1 Mayıs, işçi sınıfının, etnik-dini ve kimlik siyasetlerinin ötesinde, sınıf olarak belirdiği ve dayanışmanın ve mücadelenin toplumsal öznesi olarak görünür olduğu bir andır. 1 Mayıs’ta emekçiler, ideolojik yanılsamaların ve kültürel hegemonyanın karşısına emekçiler olarak çıkarlar. 1 Mayıs’ta, sınıf iradesi kendisini somut-maddi bir varlık olarak gösterir.

1 Mayıs’ın önemi, işçi sınıfı mücadelesinin tarihsel ve somut bir kazanımı olmasından gelmektedir. Tarihsel ve somut bir kazanım olması, 1 Mayıs’ın geçmişte kalan duygulu fakat donuk bir hatıra olduğu anlamına gelmez. Aksine, bugünün mücadelesinin bir parçası olduğunu ifade eder.

1 Mayıs uzun yıllardır salt sembolik ve hatta nostaljik bir an olarak değerlendiriliyor. 1 Mayıs’ı nostaljik bir hatıra olarak “kutlamak”, daha iyi bir topluma, yaşama ve geleceğe dair söz söyleme iddiasından vazgeçmek demektir.
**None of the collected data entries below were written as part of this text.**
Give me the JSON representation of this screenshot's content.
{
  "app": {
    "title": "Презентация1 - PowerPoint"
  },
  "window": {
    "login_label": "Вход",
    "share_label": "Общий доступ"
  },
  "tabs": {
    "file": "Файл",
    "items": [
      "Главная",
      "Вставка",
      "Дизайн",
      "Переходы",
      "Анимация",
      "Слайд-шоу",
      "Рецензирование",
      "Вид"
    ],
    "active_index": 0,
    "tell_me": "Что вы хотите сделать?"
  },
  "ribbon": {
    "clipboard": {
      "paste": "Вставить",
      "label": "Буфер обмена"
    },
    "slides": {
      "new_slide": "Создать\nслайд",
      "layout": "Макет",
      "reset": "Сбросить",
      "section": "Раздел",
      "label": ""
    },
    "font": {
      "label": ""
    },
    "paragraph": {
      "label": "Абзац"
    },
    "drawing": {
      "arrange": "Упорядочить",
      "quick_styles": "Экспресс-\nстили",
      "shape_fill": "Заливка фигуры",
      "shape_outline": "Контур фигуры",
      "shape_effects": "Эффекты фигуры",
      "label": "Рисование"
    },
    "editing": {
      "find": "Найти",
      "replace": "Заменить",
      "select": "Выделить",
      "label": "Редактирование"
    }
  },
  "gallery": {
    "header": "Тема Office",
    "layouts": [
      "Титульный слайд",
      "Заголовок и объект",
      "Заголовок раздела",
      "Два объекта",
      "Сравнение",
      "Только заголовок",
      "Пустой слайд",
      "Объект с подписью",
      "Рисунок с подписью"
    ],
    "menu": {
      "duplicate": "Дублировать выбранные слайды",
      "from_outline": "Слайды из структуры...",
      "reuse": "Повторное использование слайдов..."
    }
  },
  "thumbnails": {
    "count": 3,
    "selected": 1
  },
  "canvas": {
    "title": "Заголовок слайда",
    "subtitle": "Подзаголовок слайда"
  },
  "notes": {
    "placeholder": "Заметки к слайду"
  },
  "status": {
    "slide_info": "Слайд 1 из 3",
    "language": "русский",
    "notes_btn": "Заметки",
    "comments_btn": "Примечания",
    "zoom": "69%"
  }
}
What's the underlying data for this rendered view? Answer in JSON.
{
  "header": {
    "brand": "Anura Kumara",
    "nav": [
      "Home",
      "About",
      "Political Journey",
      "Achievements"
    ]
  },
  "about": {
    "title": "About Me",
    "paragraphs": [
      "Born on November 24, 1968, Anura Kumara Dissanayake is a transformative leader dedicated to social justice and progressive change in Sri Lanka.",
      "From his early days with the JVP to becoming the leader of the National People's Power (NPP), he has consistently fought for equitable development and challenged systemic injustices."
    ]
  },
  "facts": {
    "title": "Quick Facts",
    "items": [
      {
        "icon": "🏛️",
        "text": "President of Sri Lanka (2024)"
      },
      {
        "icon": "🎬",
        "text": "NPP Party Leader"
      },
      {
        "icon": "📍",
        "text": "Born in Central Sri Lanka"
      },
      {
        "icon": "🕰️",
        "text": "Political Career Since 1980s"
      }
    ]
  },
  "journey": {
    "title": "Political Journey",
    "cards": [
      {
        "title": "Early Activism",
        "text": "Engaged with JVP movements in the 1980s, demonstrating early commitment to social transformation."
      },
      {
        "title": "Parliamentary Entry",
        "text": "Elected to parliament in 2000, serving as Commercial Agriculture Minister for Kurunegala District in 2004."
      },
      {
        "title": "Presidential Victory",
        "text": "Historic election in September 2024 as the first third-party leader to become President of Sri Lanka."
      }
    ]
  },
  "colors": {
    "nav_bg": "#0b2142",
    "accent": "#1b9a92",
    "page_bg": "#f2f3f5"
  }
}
Ve donuk kalan her şey gibi toplumsal hatıralar da egemenlerin elinde yeniden anlamlandırılmaya direnç gösteremezler. Özellikle son yıllarda hükümetin ve hükümet yanlısı kurumların 1 Mayıs’ı “kutlama” yarışına girdikleri düşünülürse 1 Mayıs’ın ve 1 Mayıs alanının güncel önemi ve bugünün mücadelesi için anlamı daha iyi ortaya çıkıyor.
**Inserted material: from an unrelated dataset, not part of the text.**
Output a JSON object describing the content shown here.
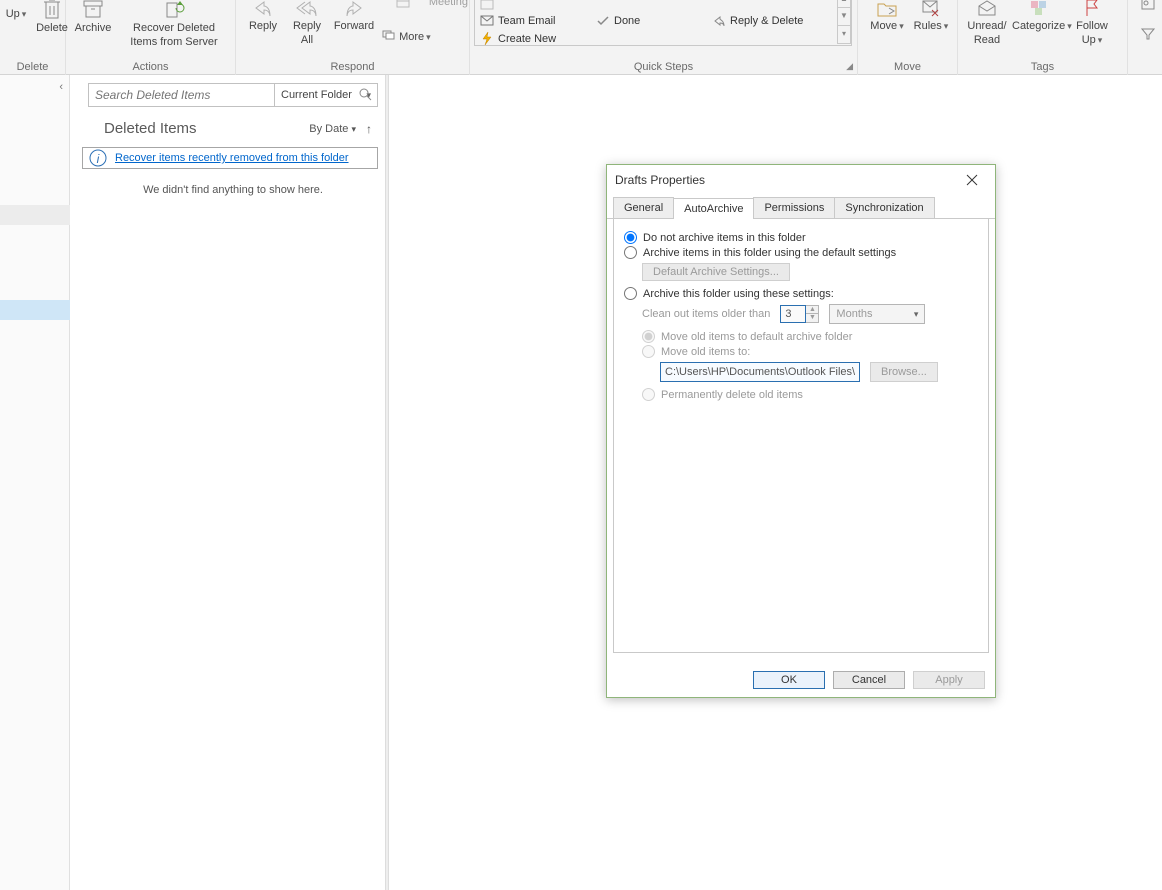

Bugünün Türkiyesi’nde 1 Mayıs, sermaye için ‘’kutlama’’ demektir; güvencesizliğin, artan kârlar uğruna yıkıma uğratılan bir toplumun kristalize olmuş halidir bu. Bizim içinse 1 Mayıs, dayanışma, mücadele ve her şeye rağmen var olduğumuzu, var olacağımızı haykırma günüdür. ‘’Sınıflar mücadelesinin en sertleştiği ancak aynı oranda da görünmez kılınmaya çalışıldığı bu gölgeli yıllarda, vardık, varız, var olacağız’’ deme günüdür.